If not, then what I tend to do is use ASIHTTPRequest (http://allseeing-i.com/ASIHTTPRequest/) which provides a nice network layer. Depending on the API, you might use ASI objects directly, or else you can subclass an existing ASI class if you want to add per-request functionality (such as authentication or response parsing).
You usually want to run requests in the background, so that the UI isn't blocked while waiting for the request to finish. You can always go the background thread route, but a nice "Objective C" style approach that ASIHTTPRequest provides is to instead provide a delegate which is called when the request finishes (see also "Creating an asynchronous request" at http://allseeing-i.com/ASIHTTPRequest/How-to-use). In many cases the request delegate is the view controller that initiates the request.
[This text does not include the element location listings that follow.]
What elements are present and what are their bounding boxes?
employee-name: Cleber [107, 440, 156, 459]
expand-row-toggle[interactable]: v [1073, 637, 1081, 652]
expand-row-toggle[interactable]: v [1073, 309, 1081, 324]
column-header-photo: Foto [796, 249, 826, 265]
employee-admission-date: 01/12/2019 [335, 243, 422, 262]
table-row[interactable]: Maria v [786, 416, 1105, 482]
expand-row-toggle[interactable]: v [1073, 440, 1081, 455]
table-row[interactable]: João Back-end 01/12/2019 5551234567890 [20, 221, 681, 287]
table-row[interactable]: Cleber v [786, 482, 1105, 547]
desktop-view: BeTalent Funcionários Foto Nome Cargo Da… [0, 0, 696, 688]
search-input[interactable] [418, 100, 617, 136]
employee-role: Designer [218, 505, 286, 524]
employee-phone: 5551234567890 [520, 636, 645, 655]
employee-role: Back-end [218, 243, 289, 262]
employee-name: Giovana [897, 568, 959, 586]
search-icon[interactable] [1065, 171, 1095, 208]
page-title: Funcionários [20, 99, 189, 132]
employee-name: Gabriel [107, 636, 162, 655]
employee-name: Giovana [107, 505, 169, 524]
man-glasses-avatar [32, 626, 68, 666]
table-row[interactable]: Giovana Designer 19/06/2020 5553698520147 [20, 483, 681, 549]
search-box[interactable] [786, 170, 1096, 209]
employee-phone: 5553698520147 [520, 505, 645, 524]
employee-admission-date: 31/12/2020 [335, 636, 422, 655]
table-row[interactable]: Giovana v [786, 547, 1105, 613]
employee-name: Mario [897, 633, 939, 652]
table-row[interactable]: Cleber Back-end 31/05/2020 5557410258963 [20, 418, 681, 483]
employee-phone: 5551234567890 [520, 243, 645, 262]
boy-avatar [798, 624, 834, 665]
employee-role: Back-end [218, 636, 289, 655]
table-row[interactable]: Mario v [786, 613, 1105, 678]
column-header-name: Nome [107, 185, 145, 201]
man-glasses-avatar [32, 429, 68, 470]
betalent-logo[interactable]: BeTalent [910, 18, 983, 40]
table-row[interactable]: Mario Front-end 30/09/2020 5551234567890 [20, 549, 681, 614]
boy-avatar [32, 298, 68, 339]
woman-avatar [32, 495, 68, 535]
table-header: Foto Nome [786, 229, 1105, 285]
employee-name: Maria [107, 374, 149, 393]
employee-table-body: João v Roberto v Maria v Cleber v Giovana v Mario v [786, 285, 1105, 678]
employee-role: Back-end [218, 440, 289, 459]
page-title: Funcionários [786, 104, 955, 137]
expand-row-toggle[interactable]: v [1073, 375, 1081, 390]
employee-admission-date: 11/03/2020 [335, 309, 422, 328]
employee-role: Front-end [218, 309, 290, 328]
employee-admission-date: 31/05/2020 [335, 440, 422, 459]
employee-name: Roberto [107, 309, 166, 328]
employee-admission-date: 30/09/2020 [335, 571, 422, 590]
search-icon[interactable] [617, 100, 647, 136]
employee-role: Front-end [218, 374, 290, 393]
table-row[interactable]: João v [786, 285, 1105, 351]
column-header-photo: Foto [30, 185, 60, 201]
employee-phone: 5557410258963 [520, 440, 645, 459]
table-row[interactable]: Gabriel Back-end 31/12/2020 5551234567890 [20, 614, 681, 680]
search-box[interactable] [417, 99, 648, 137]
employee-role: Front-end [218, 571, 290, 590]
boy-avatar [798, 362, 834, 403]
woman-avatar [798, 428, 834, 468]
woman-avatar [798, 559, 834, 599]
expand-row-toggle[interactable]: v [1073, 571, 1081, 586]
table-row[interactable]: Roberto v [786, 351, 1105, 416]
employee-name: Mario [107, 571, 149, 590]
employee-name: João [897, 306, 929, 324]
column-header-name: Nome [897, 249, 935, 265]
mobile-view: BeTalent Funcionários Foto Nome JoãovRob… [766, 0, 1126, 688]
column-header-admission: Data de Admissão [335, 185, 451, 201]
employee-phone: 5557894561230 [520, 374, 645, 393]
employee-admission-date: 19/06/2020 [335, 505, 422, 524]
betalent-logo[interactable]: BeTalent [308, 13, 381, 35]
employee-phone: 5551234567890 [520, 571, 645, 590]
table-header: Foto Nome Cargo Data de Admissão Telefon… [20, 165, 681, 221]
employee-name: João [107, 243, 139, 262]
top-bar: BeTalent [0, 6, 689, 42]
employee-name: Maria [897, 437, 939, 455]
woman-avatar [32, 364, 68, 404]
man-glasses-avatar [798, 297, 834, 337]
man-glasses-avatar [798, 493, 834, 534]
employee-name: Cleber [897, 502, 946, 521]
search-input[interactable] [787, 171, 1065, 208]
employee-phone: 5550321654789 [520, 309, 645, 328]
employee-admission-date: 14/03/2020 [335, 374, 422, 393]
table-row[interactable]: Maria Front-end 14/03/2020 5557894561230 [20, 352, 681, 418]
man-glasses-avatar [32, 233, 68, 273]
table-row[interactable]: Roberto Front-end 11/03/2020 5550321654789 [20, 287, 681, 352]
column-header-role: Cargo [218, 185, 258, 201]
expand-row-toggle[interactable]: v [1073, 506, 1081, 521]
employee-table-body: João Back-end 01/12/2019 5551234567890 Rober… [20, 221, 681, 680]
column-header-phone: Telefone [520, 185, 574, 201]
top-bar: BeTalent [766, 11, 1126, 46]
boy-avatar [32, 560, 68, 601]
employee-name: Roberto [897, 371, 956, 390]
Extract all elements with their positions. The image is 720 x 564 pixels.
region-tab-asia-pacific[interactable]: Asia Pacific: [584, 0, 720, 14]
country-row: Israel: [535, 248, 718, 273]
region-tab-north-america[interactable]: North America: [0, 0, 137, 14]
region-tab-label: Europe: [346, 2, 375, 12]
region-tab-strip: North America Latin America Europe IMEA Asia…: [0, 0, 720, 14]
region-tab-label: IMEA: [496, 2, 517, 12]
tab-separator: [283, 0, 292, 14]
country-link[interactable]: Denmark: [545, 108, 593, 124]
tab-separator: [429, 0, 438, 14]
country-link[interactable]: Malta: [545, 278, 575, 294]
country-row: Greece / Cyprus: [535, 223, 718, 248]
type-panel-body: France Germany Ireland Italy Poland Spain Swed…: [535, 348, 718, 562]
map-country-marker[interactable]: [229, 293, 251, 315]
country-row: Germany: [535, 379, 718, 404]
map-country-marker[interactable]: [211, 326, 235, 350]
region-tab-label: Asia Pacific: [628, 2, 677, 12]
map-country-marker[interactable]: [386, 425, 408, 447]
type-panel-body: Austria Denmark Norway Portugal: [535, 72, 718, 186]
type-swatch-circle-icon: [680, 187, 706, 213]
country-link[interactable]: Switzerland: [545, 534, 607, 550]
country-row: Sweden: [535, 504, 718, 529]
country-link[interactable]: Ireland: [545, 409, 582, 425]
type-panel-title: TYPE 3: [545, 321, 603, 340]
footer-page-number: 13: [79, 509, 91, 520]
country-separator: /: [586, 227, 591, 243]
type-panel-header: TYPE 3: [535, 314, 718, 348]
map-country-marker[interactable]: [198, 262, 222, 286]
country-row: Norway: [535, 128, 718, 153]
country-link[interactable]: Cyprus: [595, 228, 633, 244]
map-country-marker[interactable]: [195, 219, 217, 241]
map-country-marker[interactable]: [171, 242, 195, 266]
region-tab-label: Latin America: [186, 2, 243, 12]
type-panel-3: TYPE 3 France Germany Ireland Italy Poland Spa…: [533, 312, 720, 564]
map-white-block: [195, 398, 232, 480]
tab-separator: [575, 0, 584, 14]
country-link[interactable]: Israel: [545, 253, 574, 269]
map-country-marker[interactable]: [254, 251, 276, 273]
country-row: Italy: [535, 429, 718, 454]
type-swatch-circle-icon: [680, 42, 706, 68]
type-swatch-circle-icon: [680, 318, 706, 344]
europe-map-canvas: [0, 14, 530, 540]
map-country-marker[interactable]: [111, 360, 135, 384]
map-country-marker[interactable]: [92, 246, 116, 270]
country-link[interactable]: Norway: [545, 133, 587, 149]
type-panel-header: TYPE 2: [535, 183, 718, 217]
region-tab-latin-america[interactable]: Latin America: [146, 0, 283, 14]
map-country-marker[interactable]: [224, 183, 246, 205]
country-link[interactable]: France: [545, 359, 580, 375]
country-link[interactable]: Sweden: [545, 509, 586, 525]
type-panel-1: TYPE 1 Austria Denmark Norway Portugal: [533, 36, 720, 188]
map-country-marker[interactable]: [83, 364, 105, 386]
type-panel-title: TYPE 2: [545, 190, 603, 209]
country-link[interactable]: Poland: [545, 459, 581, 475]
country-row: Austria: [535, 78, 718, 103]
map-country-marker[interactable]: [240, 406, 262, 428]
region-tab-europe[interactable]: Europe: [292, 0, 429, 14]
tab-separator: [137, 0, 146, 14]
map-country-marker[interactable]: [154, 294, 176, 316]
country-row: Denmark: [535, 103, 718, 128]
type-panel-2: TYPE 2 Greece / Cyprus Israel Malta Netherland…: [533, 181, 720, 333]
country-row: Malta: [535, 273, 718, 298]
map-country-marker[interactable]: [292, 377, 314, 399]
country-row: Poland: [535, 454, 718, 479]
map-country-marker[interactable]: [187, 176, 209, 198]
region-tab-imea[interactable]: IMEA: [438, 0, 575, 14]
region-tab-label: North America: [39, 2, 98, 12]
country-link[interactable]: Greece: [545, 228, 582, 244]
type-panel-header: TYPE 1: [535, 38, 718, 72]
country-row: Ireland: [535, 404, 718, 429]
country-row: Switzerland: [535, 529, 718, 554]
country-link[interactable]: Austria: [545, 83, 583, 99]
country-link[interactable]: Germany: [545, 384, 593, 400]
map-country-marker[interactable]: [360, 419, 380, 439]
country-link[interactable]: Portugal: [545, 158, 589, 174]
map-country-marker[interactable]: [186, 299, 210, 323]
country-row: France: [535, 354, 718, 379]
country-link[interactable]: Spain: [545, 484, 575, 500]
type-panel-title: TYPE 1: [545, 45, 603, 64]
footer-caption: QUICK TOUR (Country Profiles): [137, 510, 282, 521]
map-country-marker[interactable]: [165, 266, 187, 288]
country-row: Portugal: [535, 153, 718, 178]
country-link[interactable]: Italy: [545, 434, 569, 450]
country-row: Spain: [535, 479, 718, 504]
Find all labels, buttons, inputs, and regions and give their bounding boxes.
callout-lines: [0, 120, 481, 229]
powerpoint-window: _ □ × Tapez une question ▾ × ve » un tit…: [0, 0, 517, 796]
The model layer depends on the complexity, and also what format the data comes in. Most of the APIs I've worked with use JSON, for which you can use SBJSON or yajl-objc to parse. These usually give you the data parsed into base classes like NSString, NSArray and NSDictionary. Sometimes that's sufficient, or if you want your models to exist as their own classes, then you can have the models inherit from a base class that takes care of turning the NSDictionary/NSArray into properties.
Finally for caching, Core Data provides a good way to persist to disk. For caching in memory, you can have the requests occur in a separate "manager" class that is shared between controllers. These managers use the Singleton design pattern as described here: What does your Objective-C singleton look like?.